Two things about these ratings jump out at me. First, we don’t put too much thought into assigning these ratings. Second, we almost always end up assigning a rating on the higher end of the scale that is available.

These ratings, which I guarantee we don’t think too much about, are in fact, an important metric that the governance of these these platforms are based on. For example, in the case of a hotel, the quality of the room is directly managed by the hotel management. However, in the case of an Airbnb the strongest indicator of the quality of the room or apartment is an average of this arbitrary rating that we assign post usage. The logic behind these ratings is that on an aggregate level by being revealing about the quality of service they serve as one of the tools to help build the all important ‘trust’ factor in the sharing economy.

To the credit of these sharing economy companies, they have been trying to improve this system and build better ways of capturing these ratings. Uber has us input the reason behind a specific rating, Airbnb has us rate the service on a variety of parameters. However, while these additional data points help build a richer picture of the ‘star-rating’, it still suffers from the fact that there is no good way to judge how to rate the level of service and most of us end up rating these services on the higher end of the scale that is available.

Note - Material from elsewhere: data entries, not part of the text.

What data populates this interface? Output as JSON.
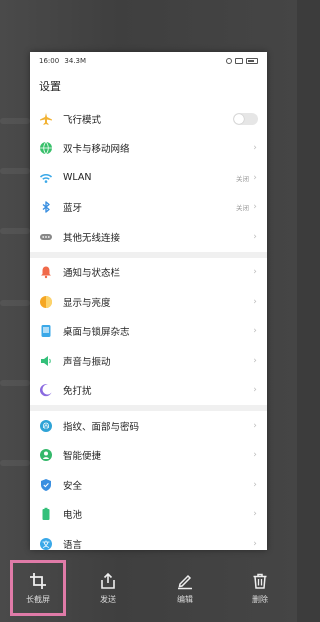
{
  "status_bar": {
    "time": "16:00",
    "extra": "34.3M"
  },
  "page_title": "设置",
  "groups": [
    [
      {
        "icon": "airplane-icon",
        "label": "飞行模式",
        "value": "",
        "control": "toggle",
        "color": "#f2b233"
      },
      {
        "icon": "globe-icon",
        "label": "双卡与移动网络",
        "value": "",
        "control": "chevron",
        "color": "#38c06a"
      },
      {
        "icon": "wifi-icon",
        "label": "WLAN",
        "value": "关闭",
        "control": "chevron",
        "color": "#3aa8e8"
      },
      {
        "icon": "bluetooth-icon",
        "label": "蓝牙",
        "value": "关闭",
        "control": "chevron",
        "color": "#3a8fe0"
      },
      {
        "icon": "more-connections-icon",
        "label": "其他无线连接",
        "value": "",
        "control": "chevron",
        "color": "#888888"
      }
    ],
    [
      {
        "icon": "bell-icon",
        "label": "通知与状态栏",
        "value": "",
        "control": "chevron",
        "color": "#f06a4a"
      },
      {
        "icon": "brightness-icon",
        "label": "显示与亮度",
        "value": "",
        "control": "chevron",
        "color": "#f5a623"
      },
      {
        "icon": "wallpaper-icon",
        "label": "桌面与锁屏杂志",
        "value": "",
        "control": "chevron",
        "color": "#3aa8e8"
      },
      {
        "icon": "speaker-icon",
        "label": "声音与振动",
        "value": "",
        "control": "chevron",
        "color": "#34c07a"
      },
      {
        "icon": "moon-icon",
        "label": "免打扰",
        "value": "",
        "control": "chevron",
        "color": "#8a6ae0"
      }
    ],
    [
      {
        "icon": "fingerprint-icon",
        "label": "指纹、面部与密码",
        "value": "",
        "control": "chevron",
        "color": "#2fa3d6"
      },
      {
        "icon": "smart-assist-icon",
        "label": "智能便捷",
        "value": "",
        "control": "chevron",
        "color": "#34b86a"
      },
      {
        "icon": "shield-icon",
        "label": "安全",
        "value": "",
        "control": "chevron",
        "color": "#3a8fe0"
      },
      {
        "icon": "battery-icon",
        "label": "电池",
        "value": "",
        "control": "chevron",
        "color": "#34c07a"
      },
      {
        "icon": "language-icon",
        "label": "语言",
        "value": "",
        "control": "chevron",
        "color": "#3aa8e8"
      }
    ]
  ],
  "toolbar": [
    {
      "icon": "crop-icon",
      "label": "长截屏",
      "selected": true
    },
    {
      "icon": "share-icon",
      "label": "发送",
      "selected": false
    },
    {
      "icon": "edit-icon",
      "label": "编辑",
      "selected": false
    },
    {
      "icon": "trash-icon",
      "label": "删除",
      "selected": false
    }
  ],
  "colors": {
    "highlight": "#e07ba8",
    "toolbar_bg": "#3c3c3c"
  }
}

This could mean two things, first, people are very satisfied with the service or second, like discussed before people by lacking a good mental model of what these ratings mean are predisposed to rating the service on the higher end of the scale.

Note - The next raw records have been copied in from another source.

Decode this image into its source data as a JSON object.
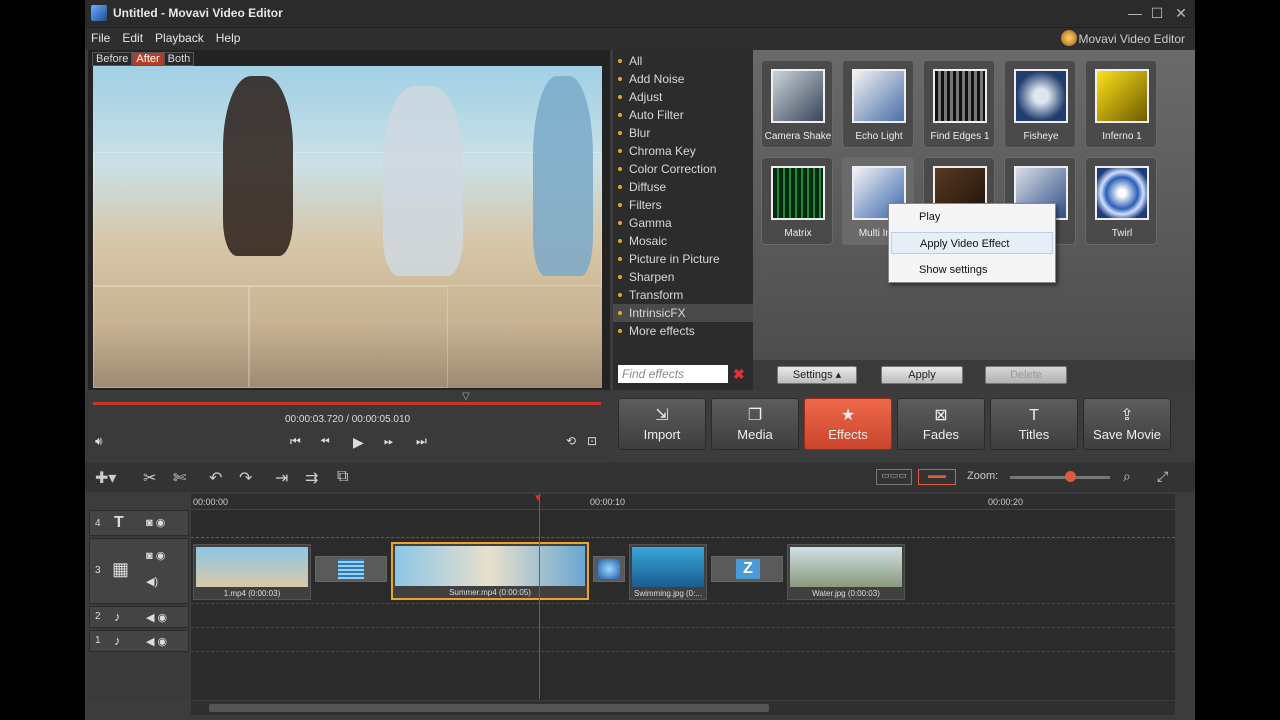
{
  "window": {
    "title": "Untitled - Movavi Video Editor",
    "brand": "Movavi Video Editor",
    "controls": [
      "—",
      "☐",
      "✕"
    ]
  },
  "menu": [
    "File",
    "Edit",
    "Playback",
    "Help"
  ],
  "preview": {
    "tabs": [
      "Before",
      "After",
      "Both"
    ],
    "active_tab": "After"
  },
  "effects_list": [
    "All",
    "Add Noise",
    "Adjust",
    "Auto Filter",
    "Blur",
    "Chroma Key",
    "Color Correction",
    "Diffuse",
    "Filters",
    "Gamma",
    "Mosaic",
    "Picture in Picture",
    "Sharpen",
    "Transform",
    "IntrinsicFX",
    "More effects"
  ],
  "effects_selected": "IntrinsicFX",
  "find_placeholder": "Find effects",
  "thumbnails": [
    "Camera Shake",
    "Echo Light",
    "Find Edges 1",
    "Fisheye",
    "Inferno 1",
    "Matrix",
    "Multi Ima",
    "",
    "",
    "Twirl"
  ],
  "context_menu": {
    "items": [
      "Play",
      "Apply Video Effect",
      "Show settings"
    ],
    "highlighted": "Apply Video Effect"
  },
  "effect_buttons": {
    "settings": "Settings ▴",
    "apply": "Apply",
    "delete": "Delete"
  },
  "transport": {
    "time": "00:00:03.720  /  00:00:05.010"
  },
  "big_buttons": [
    {
      "label": "Import",
      "icon": "⇲"
    },
    {
      "label": "Media",
      "icon": "❐"
    },
    {
      "label": "Effects",
      "icon": "★"
    },
    {
      "label": "Fades",
      "icon": "⊠"
    },
    {
      "label": "Titles",
      "icon": "T"
    },
    {
      "label": "Save Movie",
      "icon": "⇪"
    }
  ],
  "active_button": "Effects",
  "zoom_label": "Zoom:",
  "ruler": [
    "00:00:00",
    "00:00:10",
    "00:00:20"
  ],
  "tracks": [
    "4",
    "3",
    "2",
    "1"
  ],
  "clips": [
    {
      "label": "1.mp4 (0:00:03)"
    },
    {
      "label": "Summer.mp4 (0:00:05)"
    },
    {
      "label": "Swimming.jpg (0:..."
    },
    {
      "label": "Water.jpg (0:00:03)"
    }
  ],
  "colors": {
    "accent": "#e05a3b",
    "selection": "#e8a72a",
    "playhead": "#e03020"
  }
}
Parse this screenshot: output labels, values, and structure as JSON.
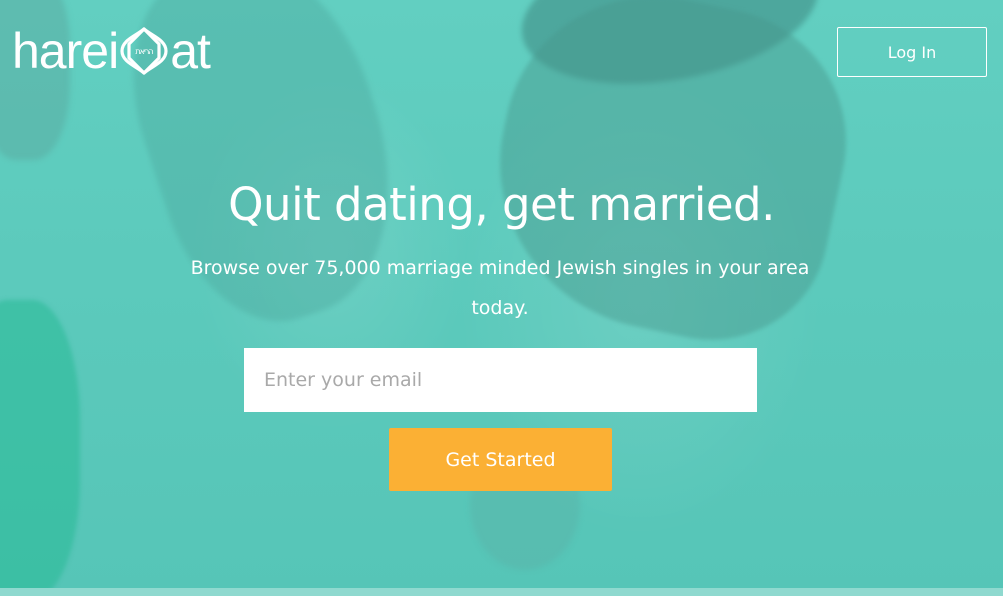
{
  "brand": {
    "name_left": "harei",
    "name_right": "at",
    "mark_label": "הריאת",
    "logo_icon": "diamond-ring-mark-icon"
  },
  "header": {
    "login_label": "Log In"
  },
  "hero": {
    "headline": "Quit dating, get married.",
    "subhead": "Browse over 75,000 marriage minded Jewish singles in your area today."
  },
  "signup": {
    "email_placeholder": "Enter your email",
    "email_value": "",
    "submit_label": "Get Started"
  },
  "colors": {
    "overlay": "#5fcbbd",
    "accent_button": "#fbb034",
    "text": "#ffffff"
  }
}
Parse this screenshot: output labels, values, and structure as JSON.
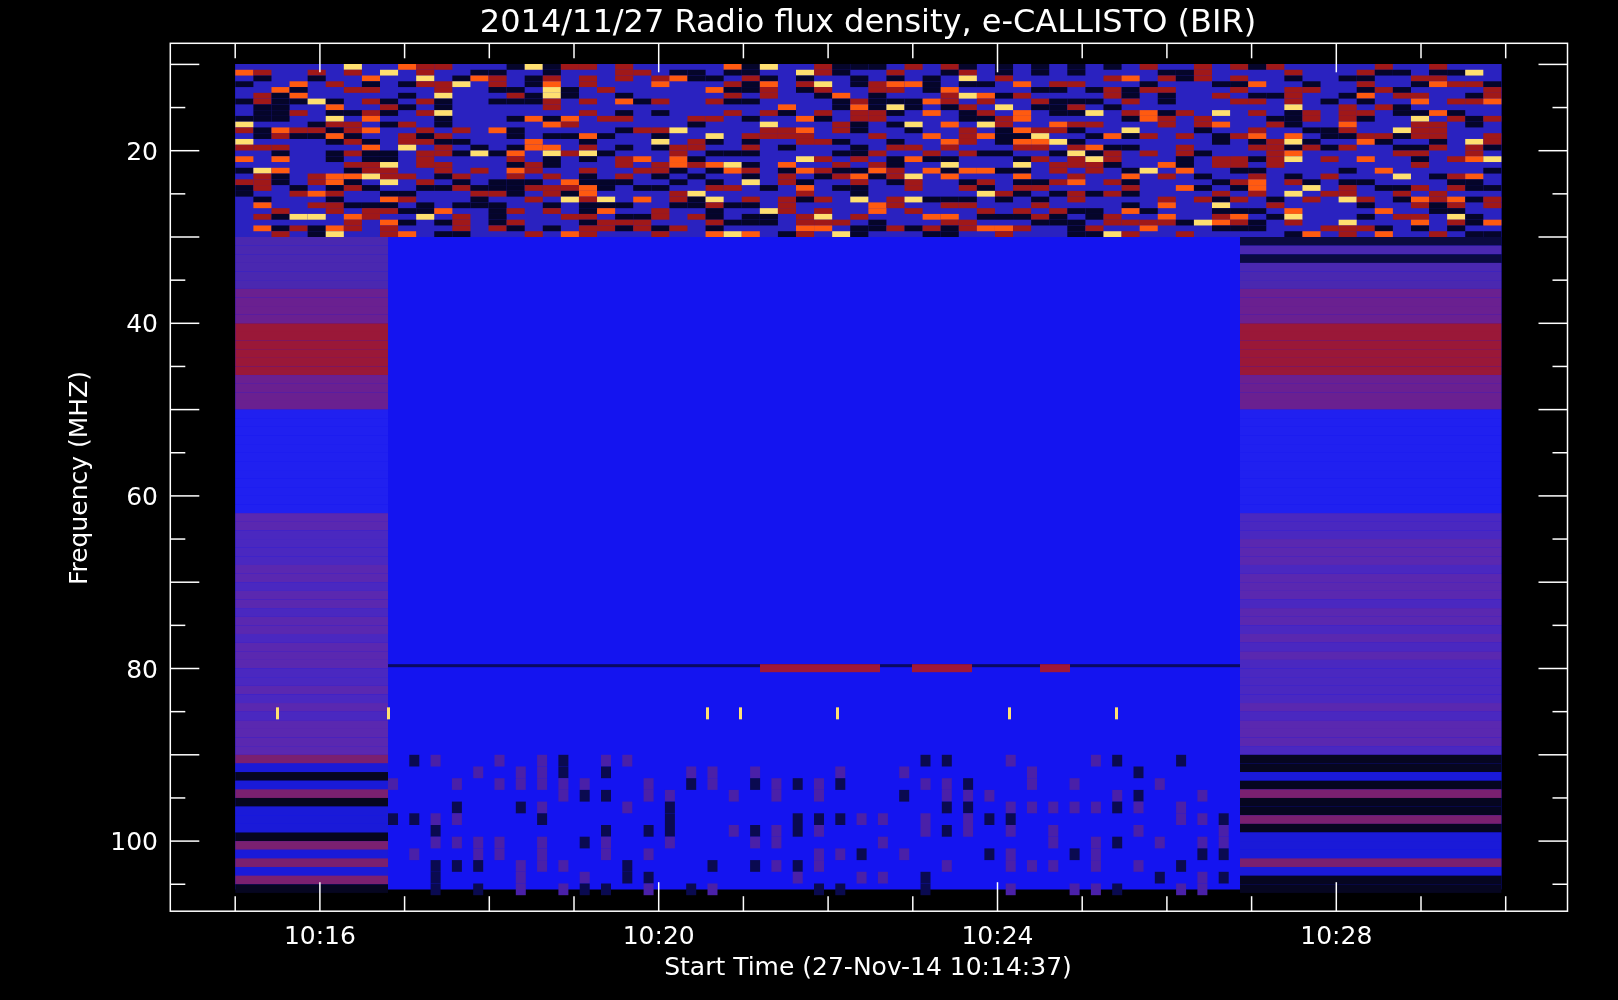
{
  "title": "2014/11/27  Radio flux density, e-CALLISTO (BIR)",
  "x_axis": {
    "label": "Start Time (27-Nov-14 10:14:37)",
    "ticks": [
      "10:16",
      "10:20",
      "10:24",
      "10:28"
    ]
  },
  "y_axis": {
    "label": "Frequency (MHZ)",
    "ticks": [
      "20",
      "40",
      "60",
      "80",
      "100"
    ]
  }
}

Airbnb fortunately collects another form of data on the users rating, a free text review that users can give to a property that they stayed at. This presents an interesting case for using NLP techniques to try to analyze the average sentiment of reviews for these properties and seeing how they map to the numeric rating that users assign. It will show if users are revealing things in free text reviews that they don’t know how to map to a numeric rating.

What is Sentiment Analysis?

The sentiment of a bunch of free text is a score assigned between -1 and 1, where -1 is most negative and 1 indicates the most positive a sentence can be. This is calculated by looking at each of the adjectives in the sentence individually and assigning a score based on the average of the polarity of each of the words.

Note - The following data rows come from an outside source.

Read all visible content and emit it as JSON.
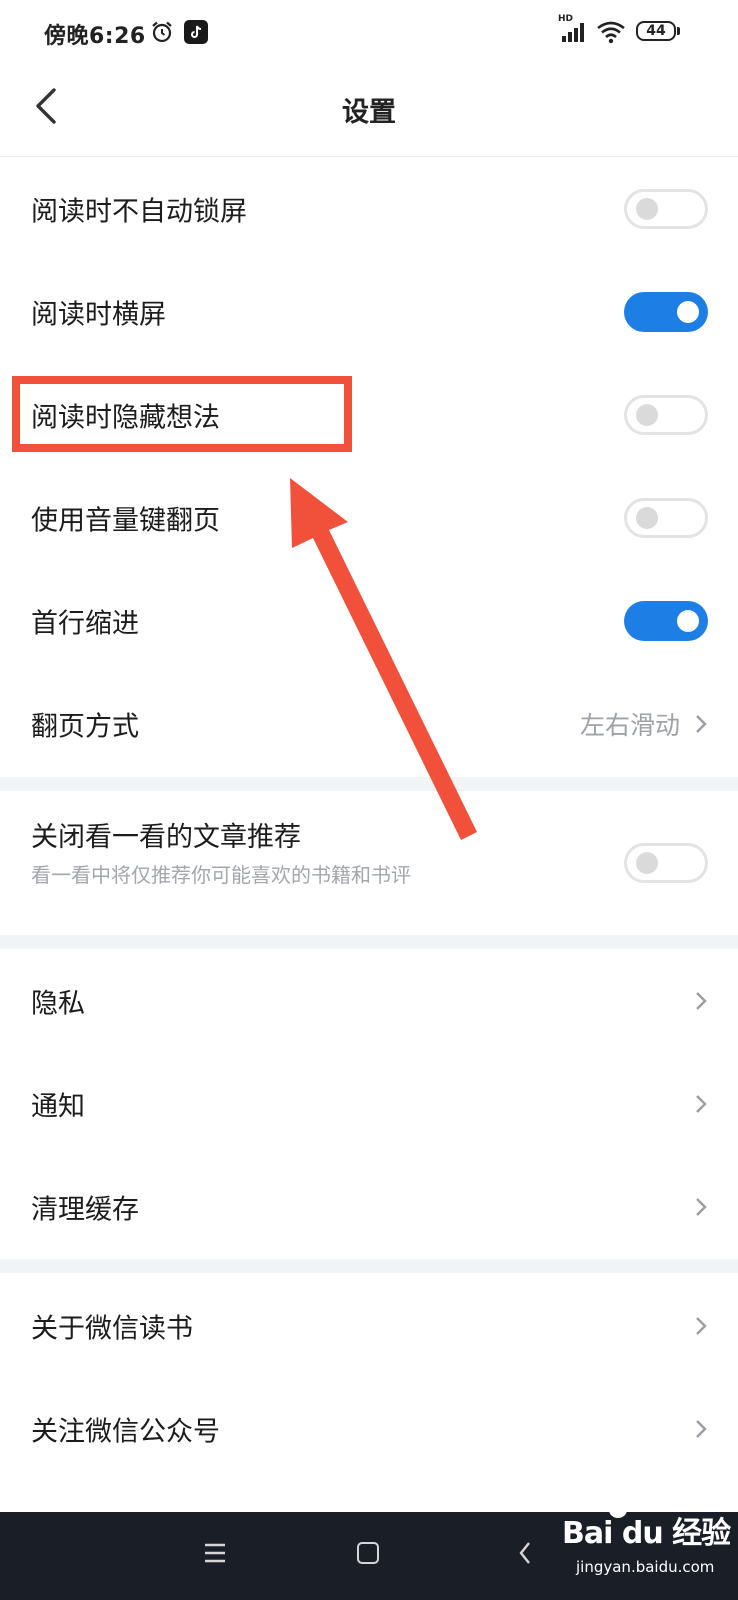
{
  "status_bar": {
    "time": "傍晚6:26",
    "network_label": "HD",
    "battery": "44"
  },
  "header": {
    "title": "设置"
  },
  "reading_settings": [
    {
      "label": "阅读时不自动锁屏",
      "toggle": "off"
    },
    {
      "label": "阅读时横屏",
      "toggle": "on"
    },
    {
      "label": "阅读时隐藏想法",
      "toggle": "off"
    },
    {
      "label": "使用音量键翻页",
      "toggle": "off"
    },
    {
      "label": "首行缩进",
      "toggle": "on"
    },
    {
      "label": "翻页方式",
      "value": "左右滑动"
    }
  ],
  "recommend_setting": {
    "label": "关闭看一看的文章推荐",
    "description": "看一看中将仅推荐你可能喜欢的书籍和书评",
    "toggle": "off"
  },
  "general_settings": [
    {
      "label": "隐私"
    },
    {
      "label": "通知"
    },
    {
      "label": "清理缓存"
    }
  ],
  "about_settings": [
    {
      "label": "关于微信读书"
    },
    {
      "label": "关注微信公众号"
    }
  ],
  "watermark": {
    "brand": "Bai du 经验",
    "site": "jingyan.baidu.com"
  },
  "colors": {
    "toggle_on": "#1d7fe6",
    "annotation": "#f1513a",
    "nav_bar": "#1a1e27"
  }
}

This method brings up obvious questions about how context is handled, there are more advanced tools and methods used that handle context, the tool used for this analysis ignores context. This is a limitation of the sentiment that is calculated for these reviews. But nonetheless, a visualization using a scatter plot of the results are blow.

Airbnbsentiment

The first thing that is apparent is that the distribution of ratings of listings are clustered in the top of the visualization, confirming the assumption that I made earlier that we tend to give pretty high ratings. In addition to this, it is also apparent that the polarity of sentiment is clustered around 0.4, which is moderately positive even when ratings are very high. Interestingly, it can be seen for properties with a rating of 100 that the polarity is across the spectrum, again indicating that the ratings alone do not capture the full sentiment of an experience with Airbnb.